17 March 2014

Caring for missionaries #3 - getting the church excited

Promoting missionary care in church:
*   Be linked to a missionary and make sure they visit your church when they are on home assignment.  Make their visit an event – interviews, a meal together...hands on.  It’s your event...organise it well.  And be generous with them as they visit you.  Make it an opportunity to care for them as they serve your congregation.
*   Take ten minutes from a service four times a year (March – before Easter, July, September and November – before Christmas), hand out A5 paper and pens and write short letters.  In church!  It is amazing how much you can write in ten short minutes.  On Monday morning go to the post office and send off your parcel of encouragement.
*   Publish fresh prayer points in the church newsletter every month.  If you have nothing specific that is new and current then work in some of the general prayer points. What is important is to provide people with new, regular prayer points to keep them praying.
*   Pray through those prayer points from the front of the church – in its own dedicated spot during the service or during the service prayer time.

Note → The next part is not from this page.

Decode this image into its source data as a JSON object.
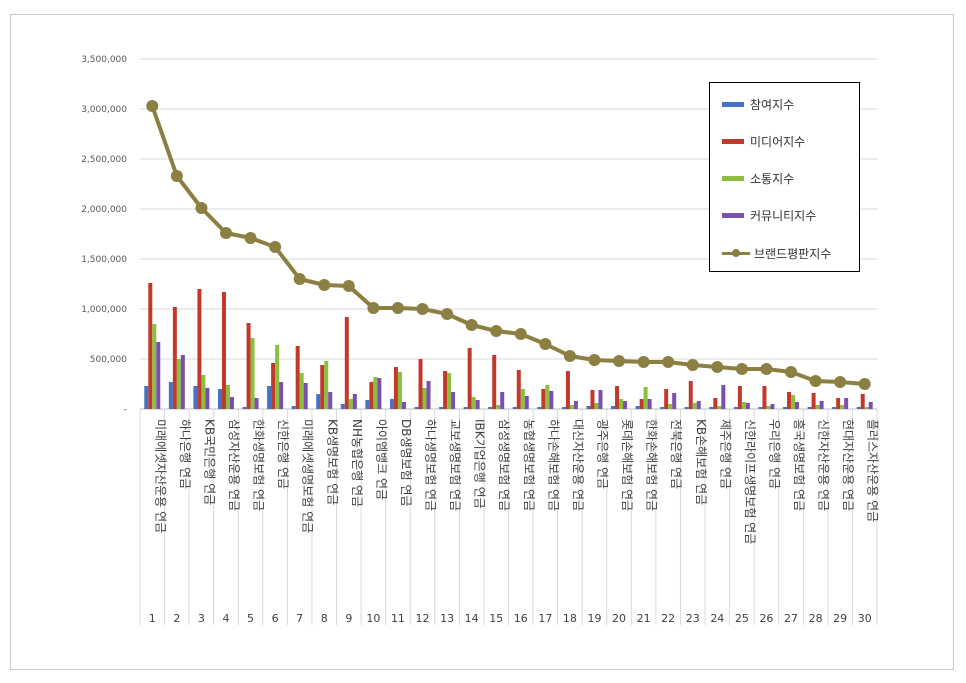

*   When a prayer letter arrives from a missionary, don’t just stick one copy up on the pin-up board.  Photocopy it and hand it out with the newsletter for everyone. 

*   Midway through a missionary’s tour, hold an event at your church to refresh everyone’s memory.  Have a national meal, give news, pray, maybe have a Skype link up if you can set it up or even just a live email exchange and spend ten minutes writing letters – or at the very least, send around a card that everyone can sign.

Incorporating missions into the children’s programme:

*   During each of the school holidays, run a kids’ mission session with the Sunday School children.  Tell them what the missionary has been up to lately and show photos if some are available, spend some time learning about the country (and try some food from that location if you can), pray for the missionary, write letters and draw pictures. This works especially well if you can link your Sunday School children up with a missionary family.  The children may find this a bit abstract to begin with but if it is done every holidays, and if the missionaries make contact back with the children, a relationship soon forms and it becomes quite a natural thing to do.

*   Take up a “kids’ collection” during Sunday School and direct it to a missionary.

Incorporating missions into a Bible study group:

*   Have the missionary’s prayer card on the table each week – a visual reminder.

*   During the prayer time share prayer points for the missionary and make sure they are prayed for each week, alongside the members of your group.

*   Four times a year (or once a month even!!) write a letter – individual ten minute letters on A5 paper or pass around an airletter during the study for people to add a few lines, pass around a computer and add to an email or write a short note in a card.

*   Take up a “spare change” collection (this can add up to quite a sum of money over the course of a year) and save it to give to your missionary for when they are on home assignment for a few luxuries – or direct it to their missionary support.


Sarah said...

Ah, now that is very pertinent to me at the moment. I particularly like the idea about handing out paper and getting everyone to write letters. The only thing about distributing the missionary's prayer letter is that sometimes missionaries in 'closed' countries specifically ask supporters not to hand out print copies, email or pin their letter to the church notice board. In that case I think it's best to give out the missionary's email address so people can contact them if they want to receive their letters personally.

I've found getting the congregation excited about missions to be hard in that the missions slot is often 'cancelled' when it's a long service. I think a lot of people find it hard to be interested when they haven't met the missionary and their experiences seem so far removed from ours. It's also hard when you've got a mix of people, some who know who you're talking about, and others who are new and haven't the faintest idea who this missionary is and what they're doing. I always remind everyone in case there are people who don't know.

My church seem to like power points and visual things. I've used maps, made power points which detail the country where the missionary is serving etc. Lots of people have told me they find it much more interesting than just reading a letter.

It also helps to focus on shared experiences. Even though we haven't been serving Christ overseas we know what it's like to do evangelism in a country that doesn't seem to care less that it needs a saviour. Many of us have moved away and had friends not keep in touch. This has helped people see that missionaries are not 'super Christians' but people like us who get lonely and would appreciate correspondence and encouragement.

Meredith said...

Thanks for the reminder about the visuals and power point presentations. I forget about these things as I sit under my technological rock. But you are right - photos of the people and seeing them on location are really useful.

And I agree about getting people excited when they haven't met a live missionary. I know that was (and is) my experience. I am much more diligent about it all when I have met them in person, which is why it is so important to get them to your church when they are around.

Your last point is excellent. I have thought - and many missionaries have mentioned - about not being super Christians. But taking it back to our own experiences of evangelism actually gives that idea its legs. Superb.

Thanks for your input. Wonderful insights.